(di Edoardo Patriarca, presidente nazionale ANLA) È accaduto a Monfalcone, nell'Istituto Sandro Pertini, un complesso scolastico frequentato da più di settecento studenti, un fiume di voci e di colori. Attraversato anche da 5 ragazze che vestono il niqad, identificate ogni mattina in uno spazio ad hoc voluto da una stimata dirigente scolastica, nel timore che l'imposizione del volto scoperto potesse indurre le ragazze a lasciare la scuola. Monfalcone, la città cantiere, è una città di 30.000 abitanti, di questi 9000 sono stranieri e con la metà dei bambini nati nel 2024 figli di genitori non italiani.
I media ne hanno parlato poco ed è stato un bene, non è questo il terreno per scontri ideologici soprattutto perché tocca lo spazio vitale dell'adolescenza già di per sé complesso. È piuttosto l'occasione per pensare il paese al futuro che vedrà nei prossimi decenni un calo di popolazione e probabilmente un aumento dei flussi migratori. La domanda che si sono posti in tanti, anche molti genitori di quell'istituto: qual è la misura giusta tra il rispetto delle proprie tradizioni di origine e quelle che si incontrano quando si giunge in un altro paese? E possibile che dall'incontro nascano nuove sintesi e convivenze che non mortificano le tradizioni locali ma le arricchiscono di nuove energie e nuovi saperi? Scommessa difficile ma avvincente.
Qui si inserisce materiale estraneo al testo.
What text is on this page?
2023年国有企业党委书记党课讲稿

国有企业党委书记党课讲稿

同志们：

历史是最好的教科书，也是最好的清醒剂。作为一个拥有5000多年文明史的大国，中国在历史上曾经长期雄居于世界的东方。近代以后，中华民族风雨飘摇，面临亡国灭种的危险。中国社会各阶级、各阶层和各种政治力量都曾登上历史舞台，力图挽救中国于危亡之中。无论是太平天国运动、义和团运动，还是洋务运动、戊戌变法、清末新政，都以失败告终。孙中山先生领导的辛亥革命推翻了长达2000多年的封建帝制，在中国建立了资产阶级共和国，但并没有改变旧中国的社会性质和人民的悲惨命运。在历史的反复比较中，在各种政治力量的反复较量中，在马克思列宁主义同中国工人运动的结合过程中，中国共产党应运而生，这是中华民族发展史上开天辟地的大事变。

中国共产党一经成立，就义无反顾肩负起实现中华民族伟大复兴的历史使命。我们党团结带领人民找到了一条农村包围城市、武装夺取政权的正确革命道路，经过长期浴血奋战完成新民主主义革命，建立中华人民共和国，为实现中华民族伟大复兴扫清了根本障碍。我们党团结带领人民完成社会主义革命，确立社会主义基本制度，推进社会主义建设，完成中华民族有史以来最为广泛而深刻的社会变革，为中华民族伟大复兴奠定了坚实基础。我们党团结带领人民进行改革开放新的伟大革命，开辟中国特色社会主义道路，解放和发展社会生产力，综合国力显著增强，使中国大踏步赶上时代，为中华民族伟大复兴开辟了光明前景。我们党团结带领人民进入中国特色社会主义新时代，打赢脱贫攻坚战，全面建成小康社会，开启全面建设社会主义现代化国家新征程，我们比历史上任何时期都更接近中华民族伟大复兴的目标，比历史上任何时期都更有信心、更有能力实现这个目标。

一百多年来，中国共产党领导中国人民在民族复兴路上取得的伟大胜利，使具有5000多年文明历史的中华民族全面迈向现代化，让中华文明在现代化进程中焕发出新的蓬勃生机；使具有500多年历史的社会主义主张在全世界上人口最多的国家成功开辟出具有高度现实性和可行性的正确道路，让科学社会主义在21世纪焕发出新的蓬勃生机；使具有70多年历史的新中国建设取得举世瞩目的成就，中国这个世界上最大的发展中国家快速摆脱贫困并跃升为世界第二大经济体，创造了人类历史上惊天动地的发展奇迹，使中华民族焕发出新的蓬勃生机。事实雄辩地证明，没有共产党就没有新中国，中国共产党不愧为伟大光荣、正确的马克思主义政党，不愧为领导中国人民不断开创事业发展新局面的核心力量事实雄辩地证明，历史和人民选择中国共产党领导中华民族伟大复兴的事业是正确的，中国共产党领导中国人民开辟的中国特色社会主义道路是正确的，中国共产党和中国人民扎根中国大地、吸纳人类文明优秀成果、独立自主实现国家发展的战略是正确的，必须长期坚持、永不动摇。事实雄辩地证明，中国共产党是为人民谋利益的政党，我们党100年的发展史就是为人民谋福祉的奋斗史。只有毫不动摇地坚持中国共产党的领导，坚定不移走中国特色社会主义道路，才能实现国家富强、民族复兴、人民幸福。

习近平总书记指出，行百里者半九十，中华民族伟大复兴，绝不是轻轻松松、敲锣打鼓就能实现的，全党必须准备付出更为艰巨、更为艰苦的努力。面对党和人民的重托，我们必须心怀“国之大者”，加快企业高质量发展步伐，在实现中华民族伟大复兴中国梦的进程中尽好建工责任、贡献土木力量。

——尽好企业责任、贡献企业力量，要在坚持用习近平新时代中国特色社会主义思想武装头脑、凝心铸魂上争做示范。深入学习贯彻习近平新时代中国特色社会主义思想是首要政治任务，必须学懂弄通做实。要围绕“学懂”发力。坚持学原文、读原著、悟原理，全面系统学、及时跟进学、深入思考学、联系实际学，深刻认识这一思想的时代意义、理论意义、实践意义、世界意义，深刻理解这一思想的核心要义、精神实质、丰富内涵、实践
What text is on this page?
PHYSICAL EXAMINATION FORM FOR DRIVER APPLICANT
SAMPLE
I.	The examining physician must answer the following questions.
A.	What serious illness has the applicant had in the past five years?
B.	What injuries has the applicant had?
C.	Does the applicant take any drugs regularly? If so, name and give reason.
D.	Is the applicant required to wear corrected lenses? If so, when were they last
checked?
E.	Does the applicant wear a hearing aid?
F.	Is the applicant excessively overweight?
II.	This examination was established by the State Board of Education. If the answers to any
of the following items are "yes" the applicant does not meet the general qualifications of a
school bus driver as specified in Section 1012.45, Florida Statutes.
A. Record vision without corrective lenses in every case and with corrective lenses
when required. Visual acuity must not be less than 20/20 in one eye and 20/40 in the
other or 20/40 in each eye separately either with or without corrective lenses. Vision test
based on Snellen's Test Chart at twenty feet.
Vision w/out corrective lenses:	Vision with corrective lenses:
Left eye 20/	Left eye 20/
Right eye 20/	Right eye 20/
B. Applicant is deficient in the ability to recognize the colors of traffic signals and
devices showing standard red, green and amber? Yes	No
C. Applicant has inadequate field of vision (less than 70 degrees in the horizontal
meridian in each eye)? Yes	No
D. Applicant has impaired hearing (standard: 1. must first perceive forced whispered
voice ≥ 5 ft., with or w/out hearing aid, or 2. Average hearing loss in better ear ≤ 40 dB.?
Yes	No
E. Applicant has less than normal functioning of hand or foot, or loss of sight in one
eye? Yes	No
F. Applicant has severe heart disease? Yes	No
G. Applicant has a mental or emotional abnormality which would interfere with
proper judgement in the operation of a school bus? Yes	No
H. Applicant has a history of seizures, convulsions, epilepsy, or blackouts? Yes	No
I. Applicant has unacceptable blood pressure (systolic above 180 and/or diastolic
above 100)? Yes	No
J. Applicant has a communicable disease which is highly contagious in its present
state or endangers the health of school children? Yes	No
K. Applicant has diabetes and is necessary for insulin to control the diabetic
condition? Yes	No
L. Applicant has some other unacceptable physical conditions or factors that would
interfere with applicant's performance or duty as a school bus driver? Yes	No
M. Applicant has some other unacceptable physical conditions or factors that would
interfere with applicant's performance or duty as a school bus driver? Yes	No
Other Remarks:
Per iniziare mettiamo alcuni paletti: su questi temi a mio parere non esiste una neutralità indifferente che accetta comunque ogni diversità. Non è positivo avvallare interpretazioni fondamentaliste di stili di vita che spesso non hanno nulla a che vedere con il credo religioso. La pretesa di imporre il niqad è una di queste, contraddice anche le nostre norme, le nostre convinzioni più profonde. Perché nascondere il proprio volto? Una cultura sedimentata nei secoli che pone le donne e i loro corpi in una posizione subalterna non è compatibile con il cammino compiuto nel nostro paese ( fino all'avvento della Repubblica le donne non votavano, ancora oggi il gap di genere nel lavoro e non solo è tra i più ampi in Europa) e neppure con la resistenza di tante donne nel mondo ( come non ricordare le donne iraniane).
Le 5 adolescenti che vestono il niqad propongono una riflessione anche a noi. Se il corpo, e quindi un volto, non può essere umiliato e mortificato, in Occidente siano andati spesso in direzione opposta: l'esibizionismo e la mercificazione lo mettono in mostra dappertutto nel nome di una libertà malintesa figlia di un individualismo e un egocentrismo ormai pervasivi. Un processo potente e omologante che tracima nei corpi di persone convinte di essere libere e diverse.
Il corpo va difeso, curato e amato; è un dono di cui non vergognarsi, una risorsa per comunicare con il mondo e per stabilire relazioni di reciprocità e amore. È il centro della nostra vita, siamo il corpo che cambia, un corpo che si fa desiderio per conoscere se stessi nell'incontro con l'altro. Un desiderio che non è mai brama di possesso che il consumismo frenetico stimola incessantemente.
Abbiamo bisogno di percorsi educativi di rispetto e tolleranza che mai neghino la dignità della persona e neppure favoriscano discriminazioni e separazioni. Aiutiamo gli adolescenti a riflettere sulle proprie emozioni e a riconoscere il corpo come costitutivo e indispensabile nel viaggio della vita. Non una prestazione ma un dono che non potrà mai essere usato per sottomettere o per uccidere i corpi altrui.
I papà e le mamme da qualsiasi luogo provengono, da culture o fedi diverse, non possono provare a camminare insieme e far fiorire una comunità educante degna di questo nome?